Boulder Attorney Among Climbers To Die On Mount Everest This Season
(CBS4) - A Boulder attorney is among 11 others who died during the peak of the climbing season on Mount Everest in Nepal. Reaching the top of the world was a challenge and a dream for 62-year-old Chris Kulish of Boulder.
Everest was to be his seventh summit on seven continents.
Video taken by Elia Saikaly on another trip shows what what he and climbers like Kulish must face.
A website called Climbing the Seven Summits had Kulish listed along with a video of the expedition leader talking with those at the top.
"...nice work you guys so happy to hear it. Amazing work up there."

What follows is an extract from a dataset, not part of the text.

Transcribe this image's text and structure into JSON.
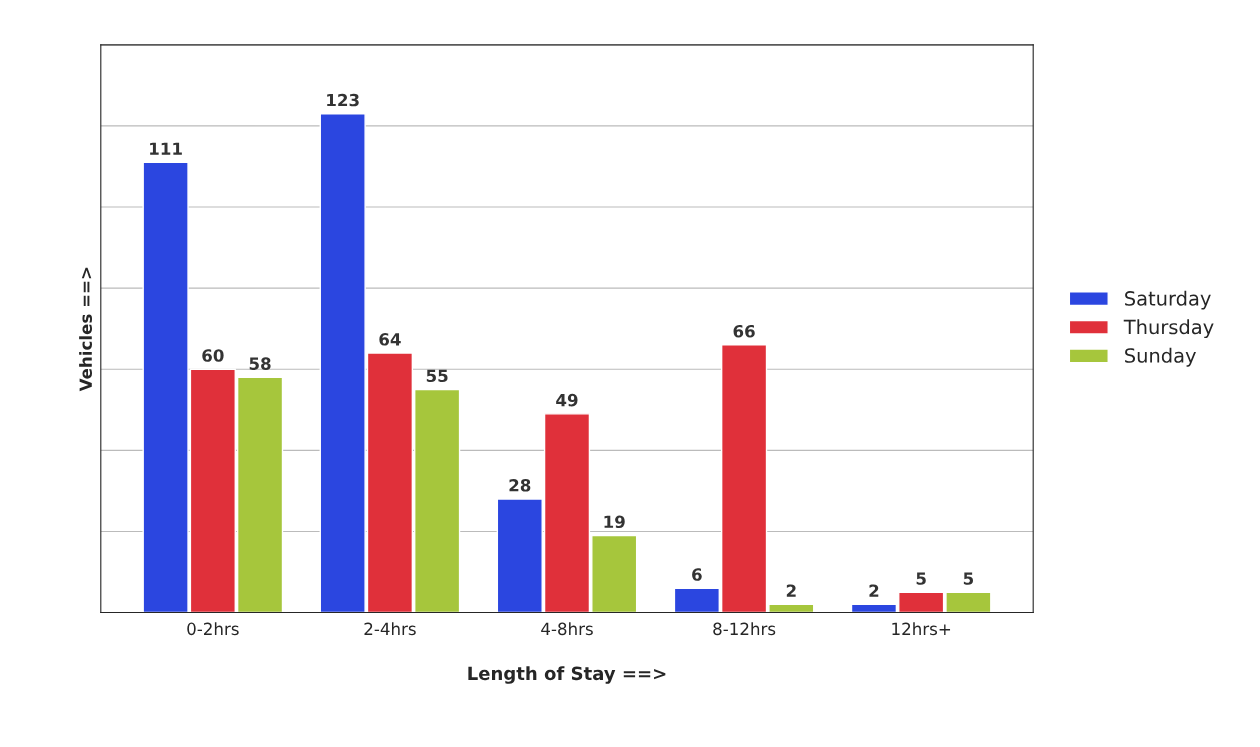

Just yesterday a post on the website read, "A quick update to let you know we've heard from everyone and all safe and sound. "
Reaching the top, Kulish had attained his goal. Moments later, his life ended. The reason not clear.
The crowds on Everest have made news this past week. That was not the direct issue in Kulish's final ascent.
Just last week Donald Cash of Sandy, Utah also just completed the seventh summit. He then collapsed and died.
The government of Nepal issued a record number of climbing permits this season – 381 people were given permission to ascend the world's highest peak, which can create a logjam to reach the summit.
Kulish's family issued a statement.
"We are heartbroken at this news. Chris, who turned 62 in April, went up with a very small group in nearly ideal weather after the crowds of last week had cleared Everest. He saw his last sunrise from the highest peak on Earth. At that instant, he became a member of the "7Summit Club" having scaled the highest peak on each continent. An attorney in his 'day job,' he was an inveterate climber of peaks in Colorado, the West and the world over. He passed away doing what he loved, after returning to the next camp below the peak. He leaves his mother, Betty ("Timmie") Kulish, a younger sister, Claudia, and a younger brother, Mark."